It seems to run infinitely because the default tolerance is absolute and small (1e-7). If you put in a tolerance more adapted to your range it terminates

julia> roots(f, IntervalBox(0..1000, 0..100), Newton, 10.0)
111-element Array{Root{IntervalBox{2,Float64}},1}:
 Root([792.702, 800.575] × [28.9393, 33.6693], :unknown)
 Root([299.76, 307.633] × [28.9393, 33.6693], :unknown)
 Root([338.634, 346.385] × [28.9393, 33.6693], :unknown)
 Root([330.762, 338.635] × [28.9393, 33.6693], :unknown)
 Root([511.235, 518.866] × [28.9393, 33.6693], :unknown)
 Root([879.797, 887.67] × [28.9393, 33.6693], :unknown)
 Root([855.929, 863.926] × [28.9393, 33.6693], :unknown)
 Root([959.388, 967.511] × [28.9393, 33.6693], :unknown)
 Root([927.401, 935.524] × [28.9393, 33.6693], :unknown)
 Root([416.749, 424.622] × [28.9393, 33.6693], :unknown)
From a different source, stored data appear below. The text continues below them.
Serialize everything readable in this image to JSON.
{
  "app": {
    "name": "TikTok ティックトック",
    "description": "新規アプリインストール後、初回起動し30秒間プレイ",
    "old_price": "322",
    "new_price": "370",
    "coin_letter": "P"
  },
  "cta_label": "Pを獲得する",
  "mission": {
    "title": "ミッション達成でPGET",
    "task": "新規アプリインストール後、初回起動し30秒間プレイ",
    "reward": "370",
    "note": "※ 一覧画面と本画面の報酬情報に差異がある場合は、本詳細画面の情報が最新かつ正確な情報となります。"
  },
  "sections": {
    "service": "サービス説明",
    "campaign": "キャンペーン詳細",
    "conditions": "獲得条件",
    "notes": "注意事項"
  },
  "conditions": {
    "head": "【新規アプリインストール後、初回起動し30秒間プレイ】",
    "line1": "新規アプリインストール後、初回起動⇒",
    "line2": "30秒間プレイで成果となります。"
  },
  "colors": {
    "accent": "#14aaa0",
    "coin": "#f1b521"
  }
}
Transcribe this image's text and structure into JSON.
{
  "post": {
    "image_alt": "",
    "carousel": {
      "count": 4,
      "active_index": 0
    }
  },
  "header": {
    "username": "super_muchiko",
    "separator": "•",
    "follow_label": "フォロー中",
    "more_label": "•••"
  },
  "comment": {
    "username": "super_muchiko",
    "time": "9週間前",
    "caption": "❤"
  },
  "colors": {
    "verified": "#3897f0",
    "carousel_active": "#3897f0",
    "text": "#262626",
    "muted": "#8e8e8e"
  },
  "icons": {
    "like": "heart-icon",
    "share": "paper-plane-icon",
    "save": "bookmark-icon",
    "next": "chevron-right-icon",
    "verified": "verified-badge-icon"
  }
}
 Root([385.504, 393.255] × [28.9393, 33.6693], :unknown)
 Root([651.111, 658.862] × [28.9393, 33.6693], :unknown)
 
 Root([534.245, 541.996] × [28.9393, 33.6693], :unknown)
 Root([729.96, 737.957] × [28.9393, 33.6693], :unknown)
 Root([307.632, 315.263] × [28.9393, 33.6693], :unknown)
 Root([323.012, 330.763] × [28.9393, 33.6693], :unknown)
 Root([951.392, 959.389] × [28.9393, 33.6693], :unknown)
 Root([214.618, 222.369] × [28.9393, 33.6693], :unknown)
 Root([635.489, 643.24] × [28.9393, 33.6693], :unknown)
 Root([175.744, 183.617] × [28.9393, 33.6693], :unknown)
 Root([238.112, 246.11] × [28.9393, 33.6693], :unknown)
 Root([253.62, 261.251] × [28.9393, 33.6693], :unknown)
 Root([604.241, 612.114] × [28.9393, 33.6693], :unknown)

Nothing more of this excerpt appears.